What has Casablanca to do with the Regency? I attended the Robert McKee workshop “Story” on the weekend, the reason my blog fell by the wayside (rambling pun intended).
What a grueling event. Grueling to the body and to the mind. Obviously I am not going to give you the inside scoop on the workshop. McKee would probably take me by the thumbs and hang me from the buttress of the nearest castle. But I would like to share some of my insights and emotions why they are still fresh.
By the by, if you are a writer and are thinking about taking this workshop, McKee is no charismatic god. He runs his workshop the way a sergeant runs his barracks. At any moment I expected one of the recipients of his wisdom to be told to “get down and give me twenty”.
At least one person was ejected for talking. And others paid money, when their phones rang during the talk. And I was supremely grateful. There is nothing worse that paying hundreds of dollars to listen to a speaker and hearing nothing but the opinionated a**h*** behind you. Okay, so some of McKee rubbed off on me.
McKee’s delivery is peppered with in-your-face anglo-saxon language and his voice is harsh and rasping. After 11 hours of listening, it stays in your head like a headache. I think it is called brain washing.
Halleluiah!!!! Isn’t that what you want when you come out of a workshop—for it to stay in your head? I do and did.
And you could hear a pin drop. 11 hours for three days and you could hear a pin drop.
What did I as a writer get out of this event? I think I reached a higher level of understanding not only of my craft and those insights were as wonderful as they were devastating, (I have so much work to do) but of my responsibility and my place in the world as a writer.
This is a blog. I do not plan to write a thesis here. However, here is one revelation I had.
Communication. Writers communicate ideas through story, be that story played out on film and on the page. Film is visual, and boy did I learn about that this past weekend. As McKee says, novels are much easier, you can actually write down what the protaginist is thinking and get away with it.
Communication is a huge thing today, isn’t it? Huge. We are all communicating around the world. WRONG. It is an integral part of our humanity that we communicate with each other; we meet and greet, send forth our ideas and nowadays they can be picked up around the world in a flash. WRONG. The world has become small because of the ease of communication. Again I would say WRONG
Our world has almost stopped communicating. Go to the grocery store. What do you see, people walking around the store with a phone to their ear? Are they not communicating?
Remember how it used to be? You chatted to the check out person, you smiled at fellow shoppers. You met people. Does the person on the phone even see you? No. They are inward looking and talking to one person. The one person they know. The half a dozen people they know. They are shrinking inside themselves to an ever-smaller circle of people with whom to communicate.
And the internet. Are we communicating with people? No. We are simply passing along other people’s jokes and views of life. We are not connecting.
If a person reads your book, are you communicating and connecting? I would say yes. You are in that person’s head for a while as they live though your characters. They meet the people you introduce to them.

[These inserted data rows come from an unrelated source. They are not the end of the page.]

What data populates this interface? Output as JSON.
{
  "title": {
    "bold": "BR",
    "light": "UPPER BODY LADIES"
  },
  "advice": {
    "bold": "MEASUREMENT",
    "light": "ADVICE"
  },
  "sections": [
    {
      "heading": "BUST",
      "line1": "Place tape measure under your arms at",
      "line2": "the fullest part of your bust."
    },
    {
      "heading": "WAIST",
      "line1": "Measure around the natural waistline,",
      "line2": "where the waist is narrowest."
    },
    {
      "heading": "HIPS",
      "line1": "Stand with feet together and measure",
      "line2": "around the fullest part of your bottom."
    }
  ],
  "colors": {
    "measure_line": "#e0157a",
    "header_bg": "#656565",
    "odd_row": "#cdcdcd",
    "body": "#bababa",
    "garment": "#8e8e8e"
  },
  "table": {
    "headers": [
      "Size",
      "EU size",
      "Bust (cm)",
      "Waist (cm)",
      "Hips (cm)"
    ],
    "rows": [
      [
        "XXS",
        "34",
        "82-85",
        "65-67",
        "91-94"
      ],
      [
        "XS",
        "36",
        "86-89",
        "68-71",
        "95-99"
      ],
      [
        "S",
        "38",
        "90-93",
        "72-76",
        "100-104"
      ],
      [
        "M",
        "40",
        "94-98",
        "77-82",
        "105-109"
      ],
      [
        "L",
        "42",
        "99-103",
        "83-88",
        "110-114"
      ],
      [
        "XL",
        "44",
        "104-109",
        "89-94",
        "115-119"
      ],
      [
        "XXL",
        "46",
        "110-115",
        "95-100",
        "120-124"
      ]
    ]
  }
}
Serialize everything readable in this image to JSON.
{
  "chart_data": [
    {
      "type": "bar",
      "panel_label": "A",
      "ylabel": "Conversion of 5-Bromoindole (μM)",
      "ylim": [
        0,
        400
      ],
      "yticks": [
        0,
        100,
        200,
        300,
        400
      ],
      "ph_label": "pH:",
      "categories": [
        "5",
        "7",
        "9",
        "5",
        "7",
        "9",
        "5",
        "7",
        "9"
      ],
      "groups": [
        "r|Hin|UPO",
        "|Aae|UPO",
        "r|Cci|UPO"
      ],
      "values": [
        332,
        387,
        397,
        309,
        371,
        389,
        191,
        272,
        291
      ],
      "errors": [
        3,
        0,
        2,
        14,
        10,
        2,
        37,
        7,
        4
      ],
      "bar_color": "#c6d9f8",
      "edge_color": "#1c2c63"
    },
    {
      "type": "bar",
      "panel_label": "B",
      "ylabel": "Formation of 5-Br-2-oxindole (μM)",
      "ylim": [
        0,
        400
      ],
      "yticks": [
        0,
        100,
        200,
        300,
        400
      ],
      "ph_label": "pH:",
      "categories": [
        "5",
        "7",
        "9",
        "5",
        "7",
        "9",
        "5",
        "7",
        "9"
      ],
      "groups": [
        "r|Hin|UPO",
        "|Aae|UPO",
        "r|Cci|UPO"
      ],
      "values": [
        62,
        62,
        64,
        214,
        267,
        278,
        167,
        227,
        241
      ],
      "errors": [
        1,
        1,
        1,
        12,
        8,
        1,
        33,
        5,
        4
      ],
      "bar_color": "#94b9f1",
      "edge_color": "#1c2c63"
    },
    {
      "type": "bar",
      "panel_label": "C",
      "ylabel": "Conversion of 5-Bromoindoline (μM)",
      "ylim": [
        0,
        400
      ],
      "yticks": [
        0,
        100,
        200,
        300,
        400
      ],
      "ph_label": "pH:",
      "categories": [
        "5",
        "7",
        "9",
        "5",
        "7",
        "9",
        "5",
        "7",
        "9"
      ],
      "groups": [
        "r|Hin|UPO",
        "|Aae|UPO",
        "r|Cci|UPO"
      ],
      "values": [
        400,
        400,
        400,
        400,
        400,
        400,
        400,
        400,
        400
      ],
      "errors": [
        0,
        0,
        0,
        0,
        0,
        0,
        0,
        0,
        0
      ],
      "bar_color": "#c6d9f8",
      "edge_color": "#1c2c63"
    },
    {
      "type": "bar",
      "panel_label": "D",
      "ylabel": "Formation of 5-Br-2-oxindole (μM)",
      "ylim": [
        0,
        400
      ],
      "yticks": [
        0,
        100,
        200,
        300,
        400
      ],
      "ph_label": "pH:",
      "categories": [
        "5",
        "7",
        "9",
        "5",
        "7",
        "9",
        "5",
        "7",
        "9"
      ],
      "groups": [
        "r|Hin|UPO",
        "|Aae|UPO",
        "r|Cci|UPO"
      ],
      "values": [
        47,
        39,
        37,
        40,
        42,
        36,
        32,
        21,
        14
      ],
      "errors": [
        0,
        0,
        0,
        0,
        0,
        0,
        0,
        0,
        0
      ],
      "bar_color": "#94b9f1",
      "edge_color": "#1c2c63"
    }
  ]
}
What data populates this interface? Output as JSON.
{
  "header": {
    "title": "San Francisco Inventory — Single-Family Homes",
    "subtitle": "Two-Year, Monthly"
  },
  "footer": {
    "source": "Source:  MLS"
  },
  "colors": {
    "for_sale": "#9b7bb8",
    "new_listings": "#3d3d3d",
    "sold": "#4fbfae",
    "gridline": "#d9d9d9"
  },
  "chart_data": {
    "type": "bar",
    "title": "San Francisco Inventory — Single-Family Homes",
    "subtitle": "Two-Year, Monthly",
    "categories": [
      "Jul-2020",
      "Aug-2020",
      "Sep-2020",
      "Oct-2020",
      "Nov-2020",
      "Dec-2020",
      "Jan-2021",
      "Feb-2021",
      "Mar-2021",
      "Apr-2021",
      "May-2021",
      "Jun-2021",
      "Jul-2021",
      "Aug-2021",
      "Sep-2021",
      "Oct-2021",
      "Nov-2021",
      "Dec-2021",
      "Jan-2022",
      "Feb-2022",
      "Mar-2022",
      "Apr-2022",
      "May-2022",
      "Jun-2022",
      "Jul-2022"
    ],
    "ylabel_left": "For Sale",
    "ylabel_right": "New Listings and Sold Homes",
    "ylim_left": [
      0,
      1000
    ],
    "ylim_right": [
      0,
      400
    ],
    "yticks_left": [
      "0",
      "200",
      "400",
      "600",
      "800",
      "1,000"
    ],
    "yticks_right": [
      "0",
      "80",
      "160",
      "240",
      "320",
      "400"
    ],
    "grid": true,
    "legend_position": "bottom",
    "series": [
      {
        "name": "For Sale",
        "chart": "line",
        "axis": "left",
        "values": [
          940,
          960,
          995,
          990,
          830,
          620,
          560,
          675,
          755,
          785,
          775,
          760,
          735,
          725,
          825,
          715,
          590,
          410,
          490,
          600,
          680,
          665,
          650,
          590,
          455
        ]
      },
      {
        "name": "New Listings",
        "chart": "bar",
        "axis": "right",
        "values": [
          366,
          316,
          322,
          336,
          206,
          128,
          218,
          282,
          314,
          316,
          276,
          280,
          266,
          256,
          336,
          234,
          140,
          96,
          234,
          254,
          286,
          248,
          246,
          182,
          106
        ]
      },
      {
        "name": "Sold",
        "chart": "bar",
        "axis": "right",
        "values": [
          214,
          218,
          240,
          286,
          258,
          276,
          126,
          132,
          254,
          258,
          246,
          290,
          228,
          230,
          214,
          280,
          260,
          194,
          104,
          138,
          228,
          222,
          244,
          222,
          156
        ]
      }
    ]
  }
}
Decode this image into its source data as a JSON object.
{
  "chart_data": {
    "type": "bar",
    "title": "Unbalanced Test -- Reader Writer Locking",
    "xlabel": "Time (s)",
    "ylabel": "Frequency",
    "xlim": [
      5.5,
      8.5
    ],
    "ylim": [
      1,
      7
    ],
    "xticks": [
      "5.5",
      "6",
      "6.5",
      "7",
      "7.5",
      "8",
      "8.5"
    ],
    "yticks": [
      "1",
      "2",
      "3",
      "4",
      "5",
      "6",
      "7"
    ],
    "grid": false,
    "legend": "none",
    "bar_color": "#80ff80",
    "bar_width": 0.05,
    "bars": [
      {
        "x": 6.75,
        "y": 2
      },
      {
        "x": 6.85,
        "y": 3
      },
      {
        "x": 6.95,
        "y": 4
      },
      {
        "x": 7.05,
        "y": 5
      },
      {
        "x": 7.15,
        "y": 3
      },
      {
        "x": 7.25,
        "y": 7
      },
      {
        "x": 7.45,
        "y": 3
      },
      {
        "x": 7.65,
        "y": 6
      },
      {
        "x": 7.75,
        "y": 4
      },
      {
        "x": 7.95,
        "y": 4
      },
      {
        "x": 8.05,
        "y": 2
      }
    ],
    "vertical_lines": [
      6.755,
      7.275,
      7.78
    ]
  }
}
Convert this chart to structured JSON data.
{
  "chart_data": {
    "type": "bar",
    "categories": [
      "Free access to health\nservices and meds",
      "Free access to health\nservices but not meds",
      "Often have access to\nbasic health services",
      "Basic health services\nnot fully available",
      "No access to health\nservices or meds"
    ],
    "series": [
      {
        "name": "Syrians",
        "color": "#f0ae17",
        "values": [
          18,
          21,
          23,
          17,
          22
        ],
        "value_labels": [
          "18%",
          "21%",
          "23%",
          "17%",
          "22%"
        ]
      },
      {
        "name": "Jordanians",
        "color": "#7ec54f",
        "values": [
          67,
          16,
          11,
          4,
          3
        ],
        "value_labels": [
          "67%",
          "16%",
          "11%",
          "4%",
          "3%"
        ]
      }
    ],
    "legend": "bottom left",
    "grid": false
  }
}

They hear other ideas and formulate their own. And on the printed page, your printed page, they do it over and over again, hundreds of them, if they read it more than once, or they pass it to a friend. How many years has Shakespeare been communicating with everyone in the world? Not that I think I am Shakespeare. But I doubt that Shakespeare thought he was Shakespeare either. Or that Dickens thought he was Dickens. Do you think? Now that is a leading question.
I sincerely hope that this workshop makes me a better writer for the benefit of my readers, because being a writer is an extraordinary privilege and a heavy burden. It seems that we are charged to keep the “ITY” in human. (Humanity)
Do I recommend this workshop? Yes. I do.